Doctors accused of fraud, prescribing illegal drugs
Two doctors have pleaded not guilty to federal charges of illegally prescribing narcotic prescription drugs and Medicaid fraud.
Kachen Clement Yeung and Barry N. Odegaard were indicted in separate cases by a federal grand jury last week after an investigation that included undercover Drug Enforcement Administration agents posing as patients.
The indictments were unsealed after the two were arrested Monday. They pleaded not guilty on Monday.
U.S. Magistrate Judge Leslie Kobayashi scheduled the trials for June 6.
Both were permitted to be free on bond and can still practice medicine, but they had to surrender their DEA certificates permitting them to prescribe controlled drugs, Assistant U.S. Attorney Thomas Muelheck said.
Yeung and Odegaard were both accused of prescribing a pain killer "outside the course of professional medical practice and not for a legitimate medical purpose." Muelheck said the drug was OxyContin, the trade name for Oxycodone.
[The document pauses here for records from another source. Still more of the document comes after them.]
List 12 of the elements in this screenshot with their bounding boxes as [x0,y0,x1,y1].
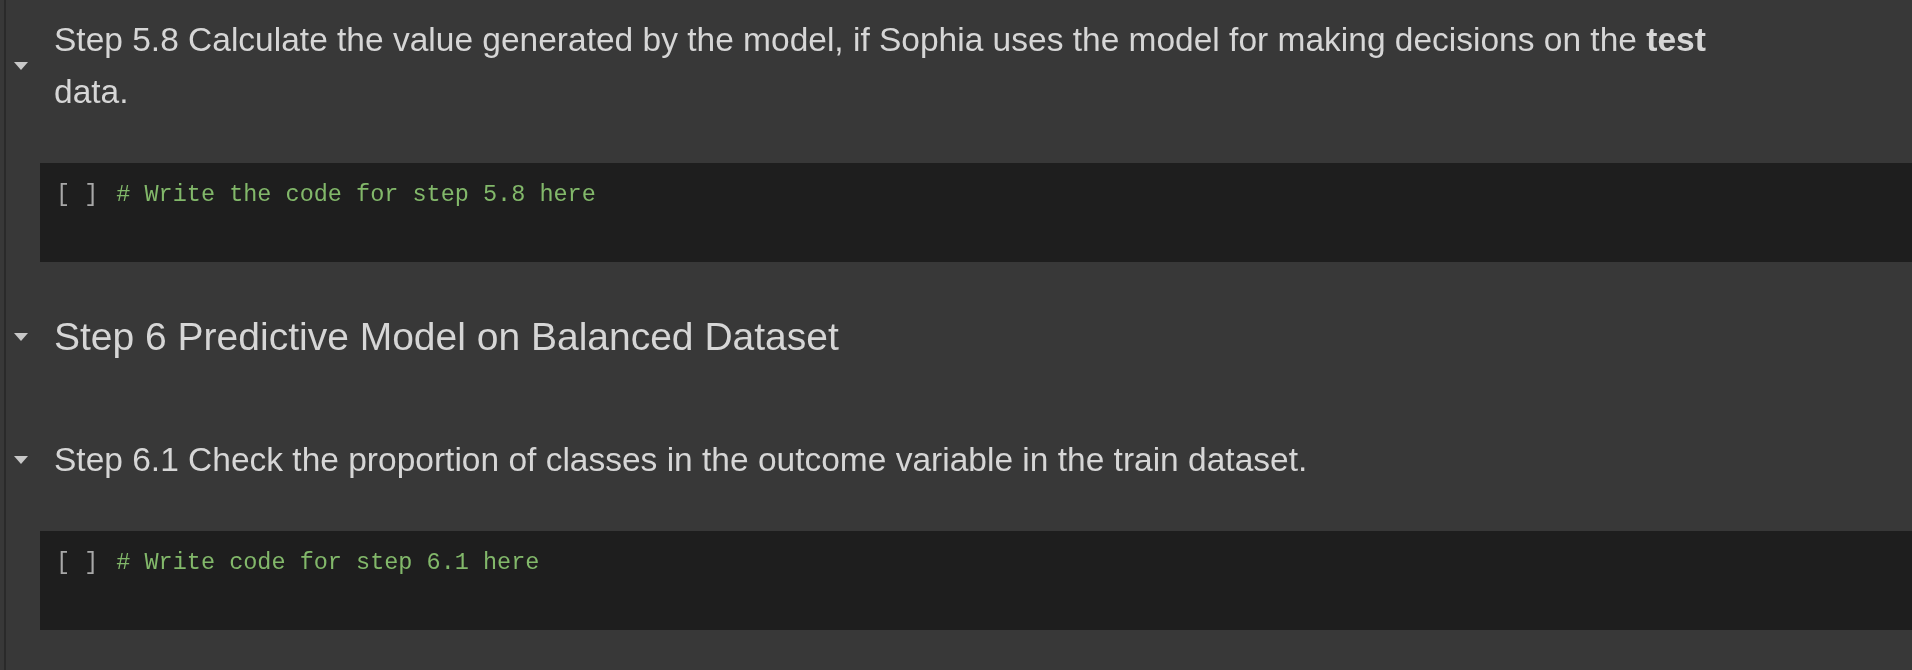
code-comment: # Write code for step 6.1 here [116,548,540,578]
caret-icon[interactable] [14,62,28,70]
step-heading: Step 6.1 Check the proportion of classes in the outcome variable in the train dataset. [54,440,1309,480]
execution-count: [ ] [56,180,99,210]
code-comment: # Write the code for step 5.8 here [116,180,596,210]
code-cell[interactable]: [ ] # Write code for step 6.1 here [40,531,1912,630]
caret-icon[interactable] [14,333,28,341]
execution-count: [ ] [56,548,99,578]
caret-icon[interactable] [14,456,28,464]
code-cell[interactable]: [ ] # Write the code for step 5.8 here [40,163,1912,262]
step-heading: Step 5.8 Calculate the value generated by the model, if Sophia uses the model for making decisions on the test data. [54,20,1707,112]
section-heading: Step 6 Predictive Model on Balanced Dataset [54,314,839,360]
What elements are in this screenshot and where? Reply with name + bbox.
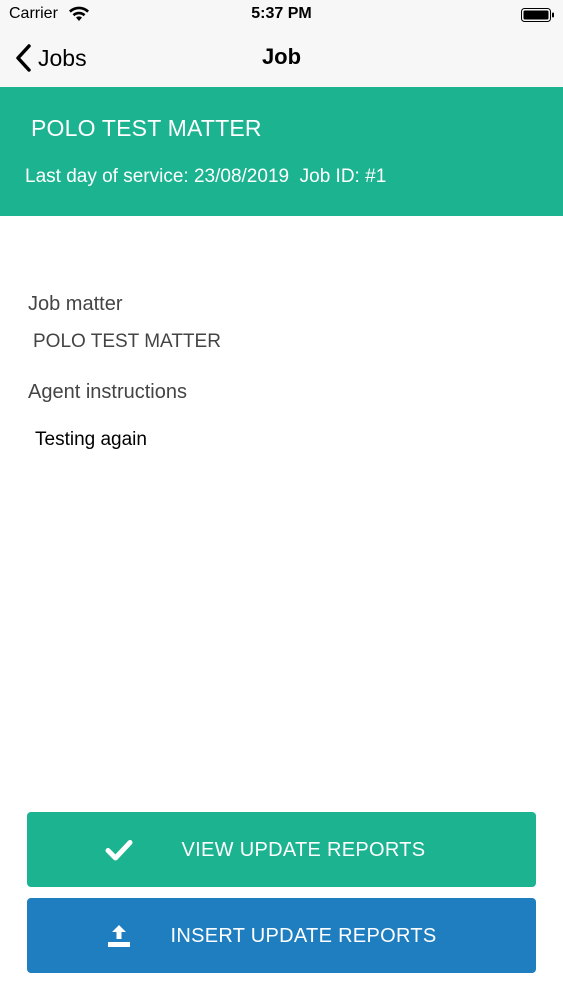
agent-instructions-value: Testing again [35, 429, 147, 450]
navigation-bar: Jobs Job [0, 30, 563, 87]
view-update-reports-label: VIEW UPDATE REPORTS [181, 839, 426, 861]
job-matter-label: Job matter [28, 293, 123, 315]
job-meta: Last day of service: 23/08/2019 Job ID: … [25, 166, 386, 188]
last-day-value: 23/08/2019 [193, 166, 290, 187]
job-id-value: #1 [365, 166, 387, 187]
insert-update-reports-label: INSERT UPDATE REPORTS [170, 925, 437, 947]
job-matter-value: POLO TEST MATTER [33, 331, 221, 352]
status-time: 5:37 PM [251, 5, 312, 22]
job-header: POLO TEST MATTER Last day of service: 23… [0, 87, 563, 216]
job-title: POLO TEST MATTER [31, 115, 262, 141]
job-id-label: Job ID: [299, 166, 360, 187]
view-update-reports-button[interactable]: VIEW UPDATE REPORTS [27, 812, 536, 887]
status-bar: Carrier 5:37 PM [0, 0, 563, 30]
insert-update-reports-button[interactable]: INSERT UPDATE REPORTS [27, 898, 536, 973]
page-title: Job [261, 44, 302, 69]
agent-instructions-label: Agent instructions [28, 381, 187, 403]
battery-icon [521, 8, 554, 22]
last-day-label: Last day of service: [25, 166, 189, 187]
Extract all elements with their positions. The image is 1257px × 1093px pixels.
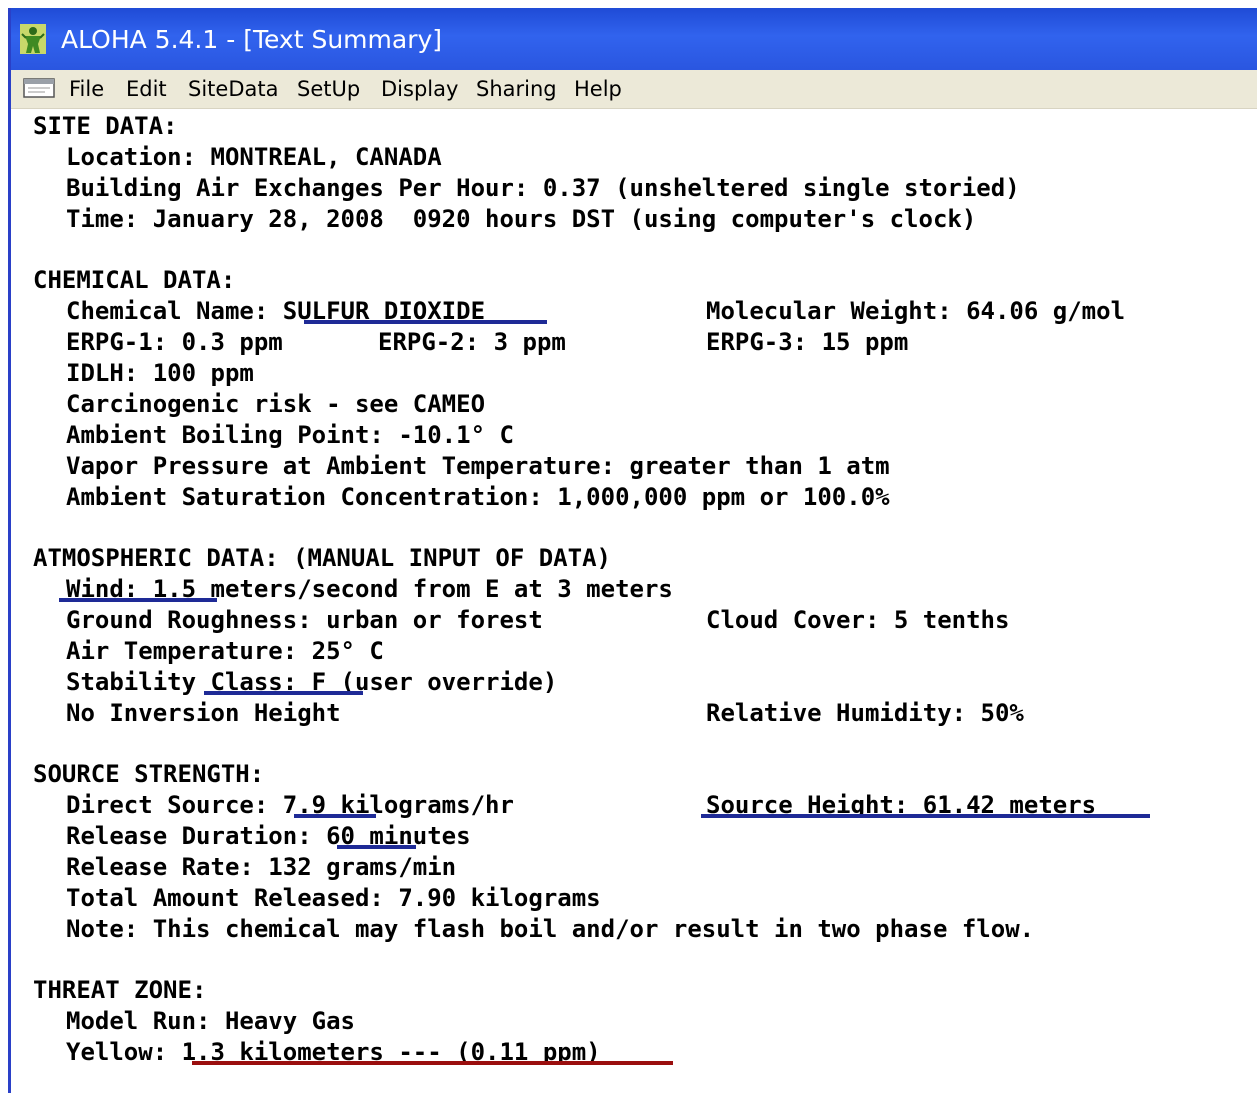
menu-setup[interactable]: SetUp [297, 77, 360, 101]
title-bar[interactable]: ALOHA 5.4.1 - [Text Summary] [11, 8, 1257, 70]
total-amount-line: Total Amount Released: 7.90 kilograms [66, 884, 601, 912]
menu-help[interactable]: Help [574, 77, 622, 101]
note-line: Note: This chemical may flash boil and/o… [66, 915, 1035, 943]
direct-source-line: Direct Source: 7.9 kilograms/hr [66, 791, 514, 819]
building-air-exchanges-line: Building Air Exchanges Per Hour: 0.37 (u… [66, 174, 1020, 202]
inversion-height-line: No Inversion Height [66, 699, 341, 727]
menu-file[interactable]: File [69, 77, 104, 101]
relative-humidity-line: Relative Humidity: 50% [706, 699, 1024, 727]
air-temperature-line: Air Temperature: 25° C [66, 637, 384, 665]
direct-source-underline [294, 814, 376, 818]
threat-zone-header: THREAT ZONE: [33, 976, 207, 1004]
menu-sitedata[interactable]: SiteData [188, 77, 278, 101]
wind-underline [59, 598, 217, 602]
chemical-data-header: CHEMICAL DATA: [33, 266, 236, 294]
cloud-cover-line: Cloud Cover: 5 tenths [706, 606, 1010, 634]
aloha-window: ALOHA 5.4.1 - [Text Summary] File Edit S… [8, 8, 1257, 1093]
menu-edit[interactable]: Edit [126, 77, 167, 101]
release-rate-line: Release Rate: 132 grams/min [66, 853, 457, 881]
idlh-line: IDLH: 100 ppm [66, 359, 254, 387]
site-data-header: SITE DATA: [33, 112, 178, 140]
vapor-pressure-line: Vapor Pressure at Ambient Temperature: g… [66, 452, 890, 480]
erpg2-line: ERPG-2: 3 ppm [378, 328, 566, 356]
menu-sharing[interactable]: Sharing [476, 77, 557, 101]
model-run-line: Model Run: Heavy Gas [66, 1007, 355, 1035]
source-strength-header: SOURCE STRENGTH: [33, 760, 265, 788]
aloha-figure-icon [20, 24, 46, 54]
stability-class-underline [204, 691, 363, 695]
ground-roughness-line: Ground Roughness: urban or forest [66, 606, 543, 634]
erpg3-line: ERPG-3: 15 ppm [706, 328, 909, 356]
text-document-icon[interactable] [23, 78, 55, 98]
erpg1-line: ERPG-1: 0.3 ppm [66, 328, 283, 356]
window-title: ALOHA 5.4.1 - [Text Summary] [61, 25, 443, 54]
time-line: Time: January 28, 2008 0920 hours DST (u… [66, 205, 977, 233]
atmospheric-data-header: ATMOSPHERIC DATA: (MANUAL INPUT OF DATA) [33, 544, 611, 572]
release-duration-underline [337, 845, 416, 849]
location-line: Location: MONTREAL, CANADA [66, 143, 442, 171]
source-height-underline [701, 814, 1150, 818]
yellow-zone-underline [192, 1061, 673, 1065]
menu-display[interactable]: Display [381, 77, 458, 101]
molecular-weight-line: Molecular Weight: 64.06 g/mol [706, 297, 1126, 325]
saturation-line: Ambient Saturation Concentration: 1,000,… [66, 483, 890, 511]
text-summary-pane[interactable]: SITE DATA: Location: MONTREAL, CANADA Bu… [11, 108, 1257, 1093]
boiling-point-line: Ambient Boiling Point: -10.1° C [66, 421, 514, 449]
chemical-name-underline [304, 320, 547, 324]
carcinogenic-line: Carcinogenic risk - see CAMEO [66, 390, 486, 418]
menu-bar: File Edit SiteData SetUp Display Sharing… [11, 70, 1257, 109]
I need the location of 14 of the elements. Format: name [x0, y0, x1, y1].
The doctors were paid in cash by the undercover agents, but the physicians also submitted claims to Medicaid, essentially "double billing," Muelheck said.
Yeung was indicted on 30 counts of illegal prescriptions and 19 counts of Medicaid fraud. Odegaard was charged with 10 illegal prescription counts and five Medicaid fraud counts.
The prescription charges each carry up to 20 years in prison. The Medicaid fraud counts each carry up to 10 years in prison.